CRA / Sr. CRA
To coordinate all clinical research activities required to ensure data integrity such as data monitoring, protocol compliance, and study documentation, in accordance with Good Clinical Practices.
This position requires the candidate to be based on the East Coast of the United States
MAJOR DUTIES AND RESPONSIBILITIES:
- Monitor study progress to ensure compliance with protocol requirements, local regulations (Competent Authorities/FDA) and Good Clinical Practices.
- Assist in all aspects of study start up activities including document preparation of patient informed consent forms and study materials for institutional review board (IRB/EC) submission and approvals.
- Performs ongoing reviews of Trial Master File (TMF) to assure quality of the documentation files and compliance with company’s SOPs, GCP and ICH Guidelines.
- Conduct site qualification, site initiation, interim monitoring and close-out visits in accordance with the monitoring plan and resolve any issues with sites.
- Assess potential study sites to ensure the facility, staff and patient population are adequate for study conduct.
- Ensures all regulatory documents and study supplies are uploaded in TMF and maintained during the lifecycle of the clinical trial(s).
- Support activities for Clinical Event Committee and Data Safety Monitoring Board reviews.

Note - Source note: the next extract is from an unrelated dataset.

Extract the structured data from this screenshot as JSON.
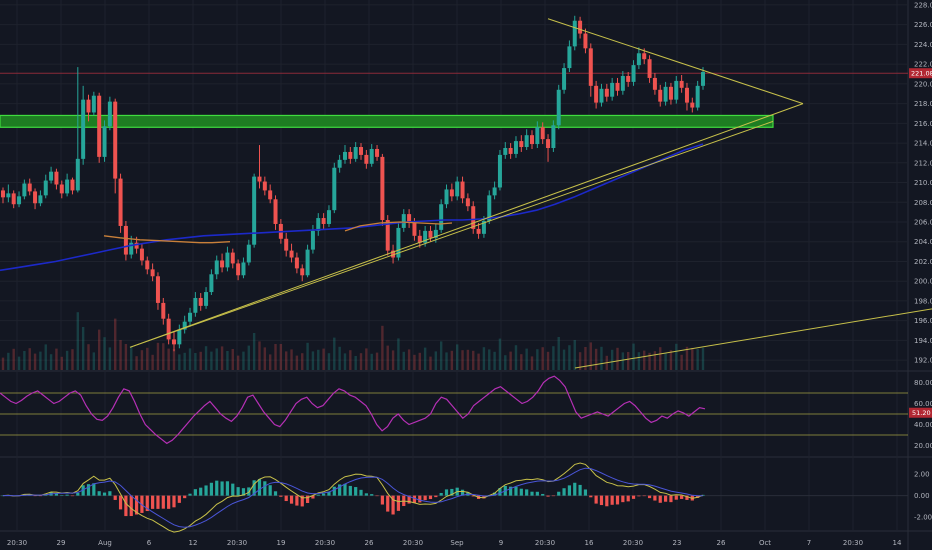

- Complete projects and tasks in a manner consistent with corporate objectives
EXPERIENCE / KNOWLEDGE / SKILL REQUIREMENTS
- BA/BS in Life Sciences or another medical-related field.
- Minimum 5 years related experience in managing global clinical trials for medical devices
- Must have experience managing study startup, monitoring, and closeout activities.

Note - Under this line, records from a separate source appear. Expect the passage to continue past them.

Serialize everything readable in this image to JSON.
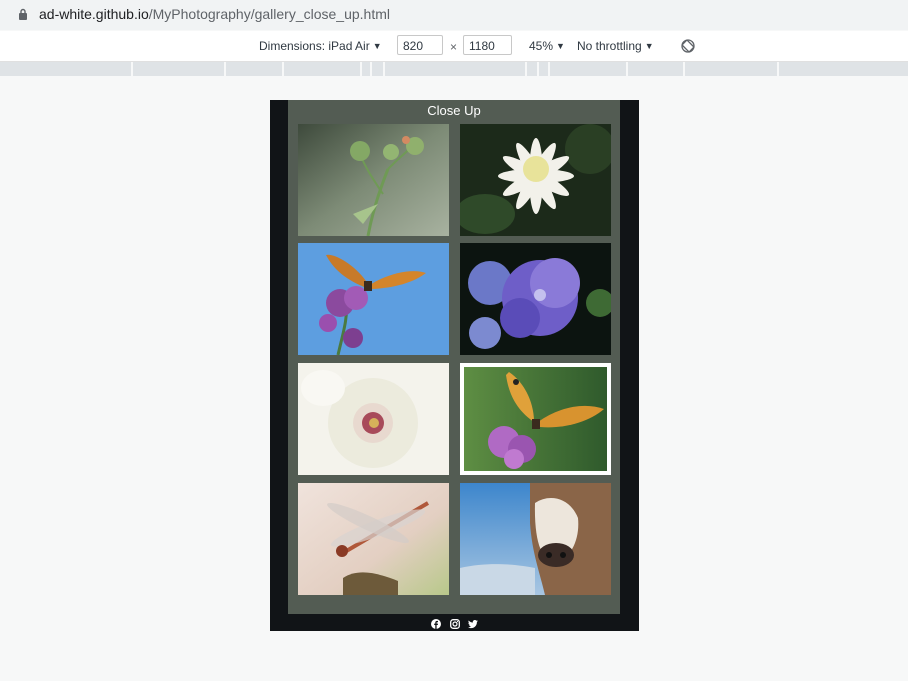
{
  "browser": {
    "url_host": "ad-white.github.io",
    "url_path": "/MyPhotography/gallery_close_up.html"
  },
  "devtools": {
    "dimensions_label": "Dimensions: iPad Air",
    "width": "820",
    "height": "1180",
    "zoom": "45%",
    "throttling": "No throttling"
  },
  "page": {
    "title": "Close Up",
    "photos": [
      {
        "subject": "thistle buds"
      },
      {
        "subject": "white dahlia"
      },
      {
        "subject": "butterfly on verbena"
      },
      {
        "subject": "purple hydrangea"
      },
      {
        "subject": "white hollyhock"
      },
      {
        "subject": "painted lady butterfly"
      },
      {
        "subject": "dragonfly"
      },
      {
        "subject": "cow"
      }
    ],
    "social_icons": [
      "facebook-icon",
      "instagram-icon",
      "twitter-icon"
    ]
  },
  "colors": {
    "device_bg": "#111417",
    "panel_bg": "#535c53"
  }
}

- Data management, EDC development, Safety, and vendor management experience is preferred.
- Proficiency with computer software such as MS Outlook, Word, PowerPoint, Excel, MS Project/Smartsheet is required.

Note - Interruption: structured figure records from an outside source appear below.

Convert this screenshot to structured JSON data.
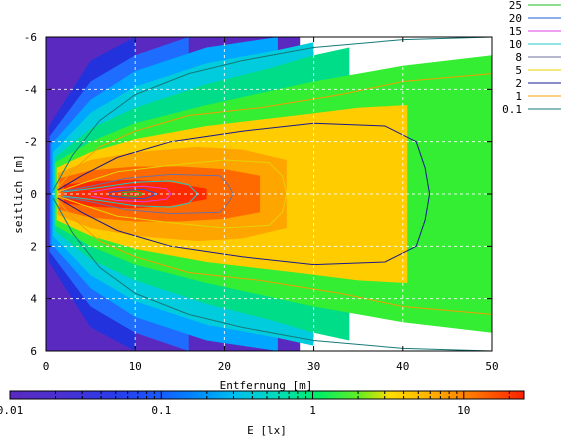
{
  "chart_data": {
    "type": "heatmap",
    "xlabel": "Entfernung [m]",
    "ylabel": "seitlich [m]",
    "colorbar_label": "E [lx]",
    "x_ticks": [
      0,
      10,
      20,
      30,
      40,
      50
    ],
    "y_ticks": [
      -6,
      -4,
      -2,
      0,
      2,
      4,
      6
    ],
    "xlim": [
      0,
      50
    ],
    "ylim": [
      -6,
      6
    ],
    "y_axis_inverted": true,
    "grid": true,
    "colorbar": {
      "scale": "log",
      "range": [
        0.01,
        25
      ],
      "tick_labels": [
        "0.01",
        "0.1",
        "1",
        "10"
      ],
      "tick_values": [
        0.01,
        0.1,
        1,
        10
      ]
    },
    "legend_position": "top-right outside",
    "series": [
      {
        "name": "25",
        "color": "#22bb22"
      },
      {
        "name": "20",
        "color": "#1e5fd8"
      },
      {
        "name": "15",
        "color": "#e040e0"
      },
      {
        "name": "10",
        "color": "#20c8c8"
      },
      {
        "name": "8",
        "color": "#6f6f9f"
      },
      {
        "name": "5",
        "color": "#e6d200"
      },
      {
        "name": "2",
        "color": "#1a1a8c"
      },
      {
        "name": "1",
        "color": "#f0a000"
      },
      {
        "name": "0.1",
        "color": "#157a7a"
      }
    ],
    "contours": [
      {
        "level": 0.1,
        "color": "#157a7a",
        "half_width": [
          [
            0.8,
            0.15
          ],
          [
            3,
            1.5
          ],
          [
            6,
            2.8
          ],
          [
            10,
            3.8
          ],
          [
            16,
            4.6
          ],
          [
            22,
            5.1
          ],
          [
            30,
            5.6
          ],
          [
            40,
            5.9
          ],
          [
            50,
            6.0
          ]
        ]
      },
      {
        "level": 1,
        "color": "#f0a000",
        "half_width": [
          [
            1.2,
            0.2
          ],
          [
            3,
            0.9
          ],
          [
            6,
            1.8
          ],
          [
            10,
            2.4
          ],
          [
            16,
            3.0
          ],
          [
            24,
            3.3
          ],
          [
            33,
            3.8
          ],
          [
            40,
            4.3
          ],
          [
            50,
            4.6
          ]
        ]
      },
      {
        "level": 2,
        "color": "#1a1a8c",
        "half_width": [
          [
            1.3,
            0.15
          ],
          [
            4,
            0.7
          ],
          [
            8,
            1.4
          ],
          [
            14,
            2.0
          ],
          [
            22,
            2.4
          ],
          [
            30,
            2.7
          ],
          [
            38,
            2.6
          ],
          [
            41.5,
            2.0
          ],
          [
            42.5,
            1.0
          ],
          [
            43,
            0.0
          ]
        ]
      },
      {
        "level": 5,
        "color": "#e6d200",
        "half_width": [
          [
            1.5,
            0.1
          ],
          [
            4,
            0.4
          ],
          [
            8,
            0.85
          ],
          [
            14,
            1.1
          ],
          [
            20,
            1.3
          ],
          [
            25,
            1.2
          ],
          [
            26.5,
            0.7
          ],
          [
            27,
            0.0
          ]
        ]
      },
      {
        "level": 8,
        "color": "#6f6f9f",
        "half_width": [
          [
            1.7,
            0.1
          ],
          [
            5,
            0.3
          ],
          [
            9,
            0.6
          ],
          [
            14,
            0.75
          ],
          [
            19.5,
            0.7
          ],
          [
            20.5,
            0.3
          ],
          [
            21,
            0.0
          ]
        ]
      },
      {
        "level": 10,
        "color": "#20c8c8",
        "half_width": [
          [
            2,
            0.08
          ],
          [
            6,
            0.25
          ],
          [
            10,
            0.45
          ],
          [
            14,
            0.5
          ],
          [
            16,
            0.35
          ],
          [
            17,
            0.0
          ]
        ]
      },
      {
        "level": 15,
        "color": "#e040e0",
        "half_width": [
          [
            5,
            0.08
          ],
          [
            8,
            0.25
          ],
          [
            11,
            0.3
          ],
          [
            13.5,
            0.2
          ],
          [
            14,
            0.0
          ]
        ]
      },
      {
        "level": 20,
        "color": "#1e5fd8",
        "half_width": [
          [
            7,
            0.06
          ],
          [
            9,
            0.15
          ],
          [
            11,
            0.18
          ],
          [
            12.5,
            0.0
          ]
        ]
      },
      {
        "level": 25,
        "color": "#22bb22",
        "half_width": [
          [
            8.5,
            0.05
          ],
          [
            10,
            0.1
          ],
          [
            11,
            0.0
          ]
        ]
      }
    ],
    "fill_bands": [
      {
        "min_lux": 20,
        "color": "#ff2a00",
        "half_width": [
          [
            2,
            0.35
          ],
          [
            6,
            0.5
          ],
          [
            10,
            0.55
          ],
          [
            14,
            0.45
          ],
          [
            18,
            0.2
          ]
        ]
      },
      {
        "min_lux": 10,
        "color": "#ff6a00",
        "half_width": [
          [
            1.5,
            0.6
          ],
          [
            5,
            0.9
          ],
          [
            10,
            1.05
          ],
          [
            15,
            1.05
          ],
          [
            20,
            0.95
          ],
          [
            24,
            0.7
          ]
        ]
      },
      {
        "min_lux": 5,
        "color": "#ffa500",
        "half_width": [
          [
            1.3,
            0.8
          ],
          [
            5,
            1.3
          ],
          [
            10,
            1.6
          ],
          [
            17,
            1.8
          ],
          [
            22,
            1.7
          ],
          [
            27,
            1.3
          ]
        ]
      },
      {
        "min_lux": 2,
        "color": "#ffcc00",
        "half_width": [
          [
            1.2,
            1.0
          ],
          [
            5,
            1.6
          ],
          [
            10,
            2.1
          ],
          [
            18,
            2.6
          ],
          [
            28,
            3.0
          ],
          [
            35,
            3.3
          ],
          [
            40.5,
            3.4
          ]
        ]
      },
      {
        "min_lux": 1,
        "color": "#33ee33",
        "half_width": [
          [
            1,
            1.2
          ],
          [
            5,
            2.0
          ],
          [
            10,
            2.7
          ],
          [
            18,
            3.4
          ],
          [
            30,
            4.3
          ],
          [
            40,
            4.9
          ],
          [
            50,
            5.3
          ]
        ]
      },
      {
        "min_lux": 0.5,
        "color": "#00dd88",
        "half_width": [
          [
            1,
            1.4
          ],
          [
            5,
            2.5
          ],
          [
            10,
            3.3
          ],
          [
            18,
            4.2
          ],
          [
            25,
            4.8
          ],
          [
            30,
            5.3
          ],
          [
            34,
            5.6
          ]
        ]
      },
      {
        "min_lux": 0.2,
        "color": "#00ccdd",
        "half_width": [
          [
            0.8,
            1.6
          ],
          [
            5,
            3.1
          ],
          [
            10,
            4.1
          ],
          [
            18,
            5.0
          ],
          [
            26,
            5.5
          ],
          [
            30,
            5.8
          ]
        ]
      },
      {
        "min_lux": 0.1,
        "color": "#00a6ff",
        "half_width": [
          [
            0.6,
            1.9
          ],
          [
            5,
            3.6
          ],
          [
            10,
            4.7
          ],
          [
            18,
            5.6
          ],
          [
            26,
            6.0
          ]
        ]
      },
      {
        "min_lux": 0.05,
        "color": "#1f6dff",
        "half_width": [
          [
            0.4,
            2.2
          ],
          [
            5,
            4.3
          ],
          [
            10,
            5.3
          ],
          [
            16,
            6.0
          ]
        ]
      },
      {
        "min_lux": 0.02,
        "color": "#2233dd",
        "half_width": [
          [
            0.3,
            2.6
          ],
          [
            5,
            5.1
          ],
          [
            10,
            6.0
          ]
        ]
      }
    ],
    "background_color": "#5a2ac0"
  }
}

- Must have knowledge of ISO 14155, FDA regulations (23 CFR Part 11, 50, 54, 56, 812) and ICH Good Clinical Practice
- Must be detailed-oriented and can manage multifaceted tasks of a clinical study
- Excellent interpersonal, organizational, problem-solving,
- Ability to work effectively with a wide variety of research personnel.
- Travel is required 25 – 50% as needed.
- Excellent written and verbal communication skills including medical writing
- Good time management and ability to prioritize tasks and accomplish set goals efficiently.